In order to construct a nuclear periodic table, we first arrange the elements with the proton magic numbers in the same column. Those are: He (Z = 2), O (Z = 8), Ca (Z = 20), Ni (Z = 28), Sn (Z = 50), and Pb (Z = 82). Zr (Z = 40) often shows behavior similar to the magic nuclei due to the sub-shell closure at Z = 40 (see Fig. 1; Garcia-Ramos and Heyde 2019), and we also include it in the same column. Even though the magic numbers may change in neutron-rich nuclei when the number of neutrons is much larger than the number of protons (Steppenbeck et al. 2013; Otsuka et al. 2020), in this paper we consider only those nuclei which are close to the beta-stability line and do not consider such effect. Though the heaviest element discovered so far is Oganessson (Z = 118), the proton magic number after Z = 82 is currently unknown. Theoretical calculations based on the so called macroscopic–microscopic approach carried out in the 1960s have predicted that the proton shell closure deviates from Z = 126 due to the Coulomb interaction among protons, and appears at Z = 114 together with the neutron shell closure at N = 184 (Sobiczewski et al. 1966; Nilsson et al. 1968). Here, the proton shell closure at Z = 114 is obtained by filling the 2f7/2, 1h9/2, and 1i13/2 orbitals above the Z = 82 magic number (see Fig. 1). The region around this nucleus, 298114
Fl184, has been called the island of stability, providing an important motivation to explore superheavy elements. More recent calculations have predicted different proton shell closures (Z = 114, 120, or 126) depending on a theoretical model employed, even though the neutron shell closure at N = 184 is more robust (Bender et al. 1999). In this paper, we choose the traditional proton magic number, Z = 114, for superheavy elements and arrange Fl below Pb in the nuclear periodic table.
After we set up the column for the magic and semi-magic nuclei, we next arrange other nuclei according to the nuclear shell structure shown in Fig. 1. The ordering of each single-particle level within shells depends on the number of neutrons. Moreover, for open shell nuclei, those single-particle levels are occupied only partially due to the pairing correlation. In mid-shell nuclei, nuclei may even be deformed, yielding a deformed mean-field potential. In that situation, the single-particle levels shown in Fig. 1, which are based on a spherical mean-field potential, lose their clear physical meaning. We therefore consider a group of single-particle levels within each shell, instead of treating each single-particle level individually.
Figure 2 shows the nuclear periodic table so constructed. The elements shown in round-corner boxes are the ones in which the nucleus is statically deformed in the ground state.
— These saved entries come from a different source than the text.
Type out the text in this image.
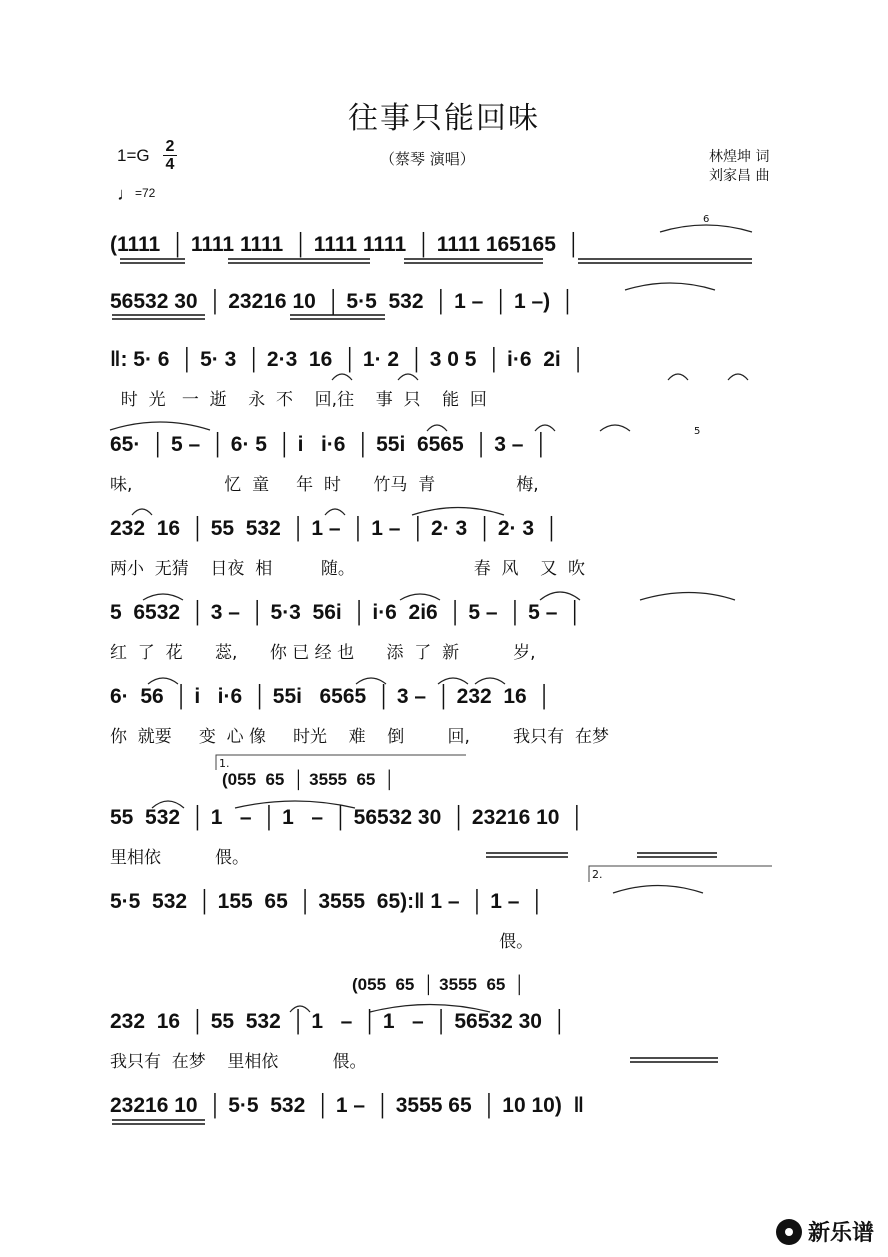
往事只能回味
1=G 2
4
♩=72
（蔡琴 演唱）	林煌坤 词
刘家昌 曲
6
5
1.
2.
(055  65  │ 3555  65  │
(055  65  │ 3555  65  │
(1111  │ 1111 1111  │ 1111 1111  │ 1111 165165  │
56532 30  │ 23216 10  │ 5·5  532  │ 1 –  │ 1 –)  │
‖: 5· 6  │ 5· 3  │ 2·3  16  │ 1· 2  │ 3 0 5  │ i·6  2i  │
时  光   一  逝    永  不    回,往    事  只    能  回
65·  │ 5 –  │ 6· 5  │ i   i·6  │ 55i  6565  │ 3 –  │
味,                 忆  童     年  时      竹马  青               梅,
232  16  │ 55  532  │ 1 –  │ 1 –  │ 2· 3  │ 2· 3  │
两小  无猜    日夜  相         随。                      春  风    又  吹
5  6532  │ 3 –  │ 5·3  56i  │ i·6  2i6  │ 5 –  │ 5 –  │
红  了  花      蕊,      你 已 经 也      添  了  新          岁,
6·  56  │ i   i·6  │ 55i   6565  │ 3 –  │ 232  16  │
你  就要     变  心 像     时光    难    倒        回,        我只有  在梦
55  532  │ 1   –  │ 1   –  │ 56532 30  │ 23216 10  │
里相依          偎。
5·5  532  │ 155  65  │ 3555  65):‖ 1 –  │ 1 –  │
偎。
232  16  │ 55  532  │ 1   –  │ 1   –  │ 56532 30  │
我只有  在梦    里相依          偎。
23216 10  │ 5·5  532  │ 1 –  │ 3555 65  │ 10 10)  ‖
新乐谱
Here, we regard that a nucleus is deformed when the absolute value of the quadrupole deformation parameter, β2, is larger than 0.15. The deformation parameter β2 is related to the angle dependent radius of a nucleus given by
$$R\left( \theta \right) \, = R_{0} \left( {1 + \beta_{2} Y_{20} \left( \theta \right)} \right),$$
where R0 is the radius of the sphere and Y20 is the spherical harmonics. Here, we have assumed that a nucleus has axial symmetric shape and took the symmetric axis to be the z-axis (θ = 0). For each element, we choose the most abundant nucleus and estimate the deformation parameter using the theoretical calculations by Möller et al. (2016). We note that the resultant periodic table will be almost the same even if we choose the deepest bound isotopes. For the elements lighter than N, we regard the elements Li, Be, B, and C as deformed due to the well-known alpha-particle structure of atomic nuclei. The elements with the white symbols are unstable elements, that is, elements for which all the isotopes are unstable.
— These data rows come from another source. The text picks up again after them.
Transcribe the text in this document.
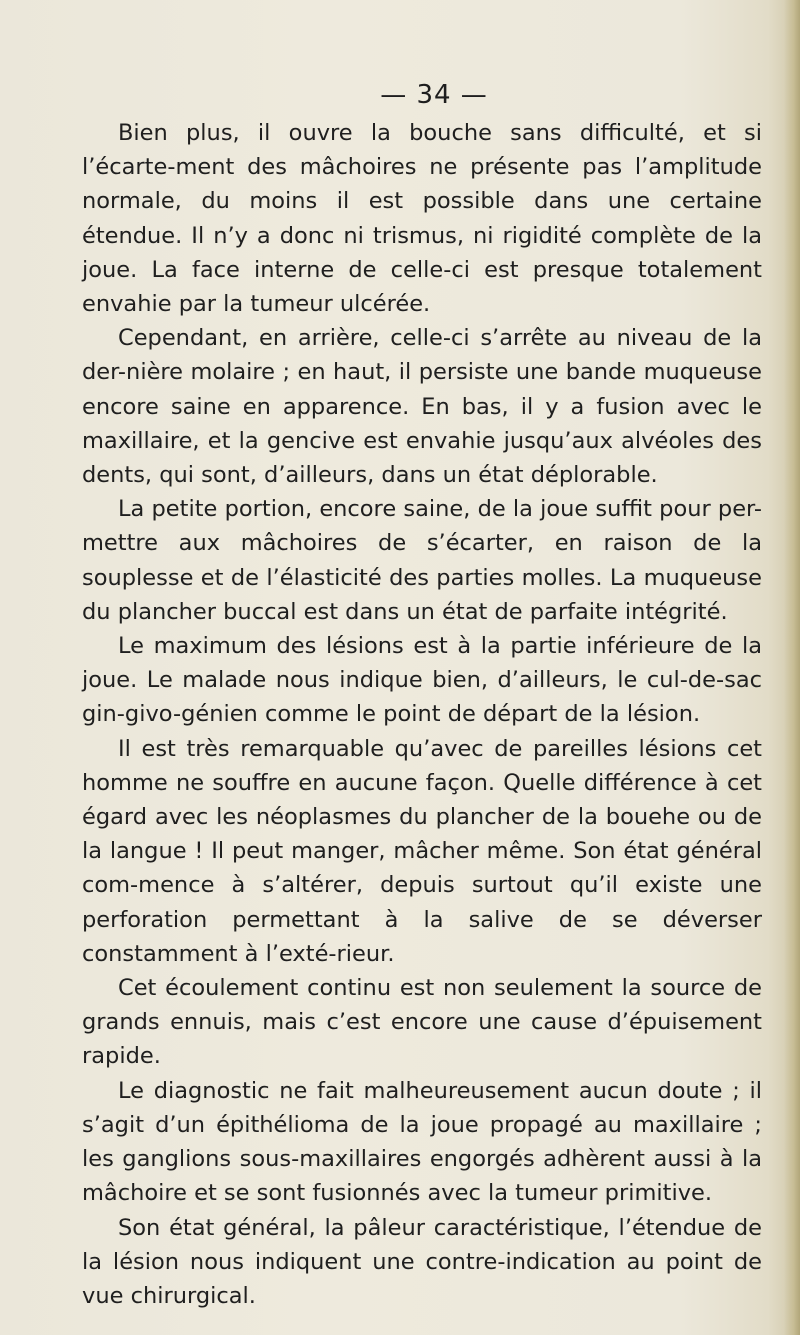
— 34 —

Bien plus, il ouvre la bouche sans difficulté, et si l’écarte-ment des mâchoires ne présente pas l’amplitude normale, du moins il est possible dans une certaine étendue. Il n’y a donc ni trismus, ni rigidité complète de la joue. La face interne de celle-ci est presque totalement envahie par la tumeur ulcérée.

Cependant, en arrière, celle-ci s’arrête au niveau de la der-nière molaire ; en haut, il persiste une bande muqueuse encore saine en apparence. En bas, il y a fusion avec le maxillaire, et la gencive est envahie jusqu’aux alvéoles des dents, qui sont, d’ailleurs, dans un état déplorable.

La petite portion, encore saine, de la joue suffit pour per-mettre aux mâchoires de s’écarter, en raison de la souplesse et de l’élasticité des parties molles. La muqueuse du plancher buccal est dans un état de parfaite intégrité.

Le maximum des lésions est à la partie inférieure de la joue. Le malade nous indique bien, d’ailleurs, le cul-de-sac gin-givo-génien comme le point de départ de la lésion.

Il est très remarquable qu’avec de pareilles lésions cet homme ne souffre en aucune façon. Quelle différence à cet égard avec les néoplasmes du plancher de la bouehe ou de la langue ! Il peut manger, mâcher même. Son état général com-mence à s’altérer, depuis surtout qu’il existe une perforation permettant à la salive de se déverser constamment à l’exté-rieur.

Cet écoulement continu est non seulement la source de grands ennuis, mais c’est encore une cause d’épuisement rapide.

Le diagnostic ne fait malheureusement aucun doute ; il s’agit d’un épithélioma de la joue propagé au maxillaire ; les ganglions sous-maxillaires engorgés adhèrent aussi à la mâchoire et se sont fusionnés avec la tumeur primitive.

Son état général, la pâleur caractéristique, l’étendue de la lésion nous indiquent une contre-indication au point de vue chirurgical.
In Fig. 2, one can immediately see that the elements in the vicinity of the shell closures are all spherical, while the deformation is developed in the mid-shell regions. The former elements can be interpreted in terms of one or two proton holes outside the shell closures, and it may be meaningful to arrange them in the same columns. In Appendix, we show another representation of this table with coloring for different orbitals l based on the energy levels in Fig. 1.
Because of particle-hole symmetry, it may be more appropriate to rearrange the elements symmetrically around the shell closures. This is done in Fig. 3, in which the magic and the semi-magic nuclei are placed in the center of the periodic table. Its paper model, inspired by a similar spiral model of the atomic periodic table “Elementouch” (Maeno 2002), is shown in Fig. 4. One can see that many elements with one additional proton to the shell closures are spherical in the ground state, even though Li and Cu show deformation, the latter of which is caused by a correlation between the neutrons in Cu and the valence proton. For the nuclei with two valence protons outside the closed shells, the nuclei tend to be deformed due either to the alpha-particle structure (Be and Ne) or to the fact that the neutron is in the mid-shell (Zn and Mo).